Tax year 2026 deadlines
| Payment | Income earned | Due date | Day |
|---|---|---|---|
| Q1 | Jan 1 – Mar 31, 2026 | April 15, 2026 | Wednesday |
| Q2 | Apr 1 – May 31, 2026 | June 15, 2026 | Monday |
| Q3 | Jun 1 – Aug 31, 2026 | September 15, 2026 | Tuesday |
| Q4 | Sep 1 – Dec 31, 2026 | January 15, 2027 | Friday |
All four 2026 dates fall on business days — no weekend shifts this cycle. When a deadline does land on a weekend or legal holiday, it moves to the next business day. Federally declared disaster areas can get postponed deadlines; check IRS disaster relief announcements for your state.
Tax year 2025 deadlines (for returns being filed in 2026)
| Payment | Income earned | Due date | Note |
|---|---|---|---|
| Q1 | Jan 1 – Mar 31, 2025 | April 15, 2025 | |
| Q2 | Apr 1 – May 31, 2025 | June 16, 2025 | June 15 was a Sunday |
| Q3 | Jun 1 – Aug 31, 2025 | September 15, 2025 | |
| Q4 | Sep 1 – Dec 31, 2025 | January 15, 2026 |
The trap in the calendar
Notice the periods: the second "quarter" covers only two months (April–May), and the fourth stretches across four. People who set a simple "every 3 months" reminder routinely miss June 15 — and June is the single most-missed deadline of the cycle. The math doesn't care about fairness: each missed installment starts its own penalty meter.
What actually happens when you miss one
- No letter arrives. Nothing happens visibly. The IRS bills you after you file — meanwhile the underpayment quietly accrues interest-style penalty at the current IRS rate (6–7% during 2026), day by day.
- Paying late still helps — a lot. The meter runs from the due date until the day you pay (or the following April 15 at the latest). A payment made one week late costs a few dollars; the same payment made ten months late costs roughly forty times more.

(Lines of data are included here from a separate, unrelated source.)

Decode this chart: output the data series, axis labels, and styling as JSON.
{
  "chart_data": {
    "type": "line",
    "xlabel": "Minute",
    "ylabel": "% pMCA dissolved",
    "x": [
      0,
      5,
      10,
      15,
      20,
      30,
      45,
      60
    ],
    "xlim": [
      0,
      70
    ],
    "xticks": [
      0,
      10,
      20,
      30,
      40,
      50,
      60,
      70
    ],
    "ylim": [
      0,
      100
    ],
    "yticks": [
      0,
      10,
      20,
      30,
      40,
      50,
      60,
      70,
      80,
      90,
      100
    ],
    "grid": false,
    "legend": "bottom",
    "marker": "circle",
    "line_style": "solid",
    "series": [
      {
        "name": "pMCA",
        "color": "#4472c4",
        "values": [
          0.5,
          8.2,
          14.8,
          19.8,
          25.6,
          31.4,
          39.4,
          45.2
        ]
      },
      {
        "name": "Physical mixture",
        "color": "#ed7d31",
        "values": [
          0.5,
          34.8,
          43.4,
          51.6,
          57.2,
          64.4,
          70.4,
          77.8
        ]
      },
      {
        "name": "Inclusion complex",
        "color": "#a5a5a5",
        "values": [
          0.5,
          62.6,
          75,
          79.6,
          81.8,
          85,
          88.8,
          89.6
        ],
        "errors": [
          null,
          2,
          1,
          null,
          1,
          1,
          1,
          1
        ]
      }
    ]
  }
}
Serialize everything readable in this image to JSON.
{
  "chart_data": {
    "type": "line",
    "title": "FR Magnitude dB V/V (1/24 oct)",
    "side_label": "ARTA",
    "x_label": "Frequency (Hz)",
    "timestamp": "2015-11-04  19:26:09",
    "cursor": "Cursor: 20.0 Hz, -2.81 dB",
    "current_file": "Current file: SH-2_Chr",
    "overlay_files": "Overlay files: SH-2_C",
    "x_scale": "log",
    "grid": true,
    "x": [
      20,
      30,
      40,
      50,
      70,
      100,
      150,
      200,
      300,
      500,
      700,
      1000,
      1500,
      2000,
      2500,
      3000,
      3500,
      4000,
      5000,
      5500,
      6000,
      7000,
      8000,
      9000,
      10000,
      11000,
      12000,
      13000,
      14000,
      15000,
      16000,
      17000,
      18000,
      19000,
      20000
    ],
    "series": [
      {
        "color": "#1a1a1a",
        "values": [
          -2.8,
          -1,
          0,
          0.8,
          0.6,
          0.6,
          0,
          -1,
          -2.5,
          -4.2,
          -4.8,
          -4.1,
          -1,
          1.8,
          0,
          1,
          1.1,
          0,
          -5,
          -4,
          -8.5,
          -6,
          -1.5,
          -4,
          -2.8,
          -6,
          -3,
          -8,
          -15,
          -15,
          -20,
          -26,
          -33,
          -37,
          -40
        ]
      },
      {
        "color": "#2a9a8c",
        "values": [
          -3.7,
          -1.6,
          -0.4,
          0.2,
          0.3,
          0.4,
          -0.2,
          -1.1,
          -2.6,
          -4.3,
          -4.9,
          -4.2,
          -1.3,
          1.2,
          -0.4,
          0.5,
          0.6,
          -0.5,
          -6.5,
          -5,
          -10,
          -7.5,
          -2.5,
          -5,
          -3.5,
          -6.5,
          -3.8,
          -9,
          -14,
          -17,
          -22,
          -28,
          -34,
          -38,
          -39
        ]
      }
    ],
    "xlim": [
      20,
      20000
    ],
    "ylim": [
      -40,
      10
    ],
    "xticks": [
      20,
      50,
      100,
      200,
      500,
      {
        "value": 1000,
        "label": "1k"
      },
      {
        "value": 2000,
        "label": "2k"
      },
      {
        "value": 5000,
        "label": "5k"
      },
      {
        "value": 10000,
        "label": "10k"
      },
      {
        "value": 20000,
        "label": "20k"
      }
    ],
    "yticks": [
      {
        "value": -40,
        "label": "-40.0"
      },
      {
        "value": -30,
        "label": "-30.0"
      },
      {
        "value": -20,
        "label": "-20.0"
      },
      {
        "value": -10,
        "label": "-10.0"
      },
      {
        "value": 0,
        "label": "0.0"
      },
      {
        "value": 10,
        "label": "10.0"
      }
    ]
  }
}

- You can't fix timing retroactively with an estimated payment — but extra withholding later in the year counts as if paid evenly across all four quarters. A December withholding boost can cure a June miss.
- The Q4 escape hatch: skip the January 15, 2027 payment penalty-free if you file your complete return and pay the full balance by February 1, 2027 (January 31 is a Sunday).

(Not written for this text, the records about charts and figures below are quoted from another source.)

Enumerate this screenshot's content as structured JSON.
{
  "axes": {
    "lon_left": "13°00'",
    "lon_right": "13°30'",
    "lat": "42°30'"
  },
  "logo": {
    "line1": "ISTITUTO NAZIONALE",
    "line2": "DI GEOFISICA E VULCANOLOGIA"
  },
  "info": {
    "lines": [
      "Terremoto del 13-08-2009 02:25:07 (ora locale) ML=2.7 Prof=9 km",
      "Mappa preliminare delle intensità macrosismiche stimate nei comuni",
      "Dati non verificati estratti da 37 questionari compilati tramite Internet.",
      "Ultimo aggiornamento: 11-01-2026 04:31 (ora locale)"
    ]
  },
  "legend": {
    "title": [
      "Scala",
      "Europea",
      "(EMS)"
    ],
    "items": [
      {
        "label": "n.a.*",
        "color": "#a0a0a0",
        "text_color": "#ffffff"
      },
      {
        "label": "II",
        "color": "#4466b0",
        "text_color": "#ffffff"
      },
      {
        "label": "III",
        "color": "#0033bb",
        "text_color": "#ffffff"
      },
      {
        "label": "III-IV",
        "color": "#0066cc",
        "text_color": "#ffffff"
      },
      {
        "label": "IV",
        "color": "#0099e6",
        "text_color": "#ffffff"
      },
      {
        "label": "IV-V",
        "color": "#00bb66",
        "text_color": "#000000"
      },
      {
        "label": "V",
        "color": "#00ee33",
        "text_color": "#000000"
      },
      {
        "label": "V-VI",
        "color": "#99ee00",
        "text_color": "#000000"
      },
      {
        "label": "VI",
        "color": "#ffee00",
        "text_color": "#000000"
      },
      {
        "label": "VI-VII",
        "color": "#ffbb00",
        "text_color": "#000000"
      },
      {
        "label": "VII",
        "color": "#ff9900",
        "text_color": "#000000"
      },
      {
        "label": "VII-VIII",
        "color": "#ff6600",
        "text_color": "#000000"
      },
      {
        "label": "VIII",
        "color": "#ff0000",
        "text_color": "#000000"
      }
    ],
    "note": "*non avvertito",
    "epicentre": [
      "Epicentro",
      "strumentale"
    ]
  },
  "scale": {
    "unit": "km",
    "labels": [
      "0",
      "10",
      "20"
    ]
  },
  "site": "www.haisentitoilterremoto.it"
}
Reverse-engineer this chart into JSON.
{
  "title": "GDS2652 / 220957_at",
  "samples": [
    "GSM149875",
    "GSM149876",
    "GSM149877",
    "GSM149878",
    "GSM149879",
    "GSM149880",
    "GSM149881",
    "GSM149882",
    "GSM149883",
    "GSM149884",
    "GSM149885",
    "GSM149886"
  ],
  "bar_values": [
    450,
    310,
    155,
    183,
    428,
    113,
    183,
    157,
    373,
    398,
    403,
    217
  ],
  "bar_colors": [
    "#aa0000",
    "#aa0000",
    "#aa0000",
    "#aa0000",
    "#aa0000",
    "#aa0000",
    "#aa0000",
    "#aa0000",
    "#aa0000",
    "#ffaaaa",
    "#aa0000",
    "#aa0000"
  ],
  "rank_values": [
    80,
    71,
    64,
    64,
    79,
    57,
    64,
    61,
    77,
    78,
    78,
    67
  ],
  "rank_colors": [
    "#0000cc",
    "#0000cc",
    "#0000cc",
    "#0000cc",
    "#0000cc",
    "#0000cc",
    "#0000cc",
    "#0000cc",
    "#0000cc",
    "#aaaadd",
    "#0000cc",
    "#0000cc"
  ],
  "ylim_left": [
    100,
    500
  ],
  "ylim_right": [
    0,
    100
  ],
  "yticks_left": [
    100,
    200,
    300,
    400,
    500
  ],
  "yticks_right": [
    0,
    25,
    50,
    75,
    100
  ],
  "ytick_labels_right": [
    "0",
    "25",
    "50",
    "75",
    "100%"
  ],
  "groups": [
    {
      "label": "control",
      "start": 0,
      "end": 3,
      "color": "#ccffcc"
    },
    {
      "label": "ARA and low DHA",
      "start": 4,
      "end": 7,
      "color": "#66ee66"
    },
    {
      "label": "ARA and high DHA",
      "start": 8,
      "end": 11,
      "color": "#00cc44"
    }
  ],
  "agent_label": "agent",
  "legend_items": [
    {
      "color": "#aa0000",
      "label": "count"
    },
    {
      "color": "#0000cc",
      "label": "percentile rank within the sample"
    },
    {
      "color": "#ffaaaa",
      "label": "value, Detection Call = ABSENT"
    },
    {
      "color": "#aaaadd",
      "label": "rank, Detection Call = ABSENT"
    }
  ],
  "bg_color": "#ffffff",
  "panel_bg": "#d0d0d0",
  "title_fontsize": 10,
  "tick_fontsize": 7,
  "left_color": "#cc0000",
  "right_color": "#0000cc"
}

Already missed one? Get the exact damage and the "pay this much today to stop the meter" number: IRS underpayment penalty calculator →
Who needs to pay quarterly at all
Broadly: anyone who expects to owe $1,000 or more after withholding — typically freelancers, contractors, landlords, and investors without enough W-2 withholding to cover their full bill. If withholding plus credits will cover the safe-harbor amount, quarterly payments aren't required.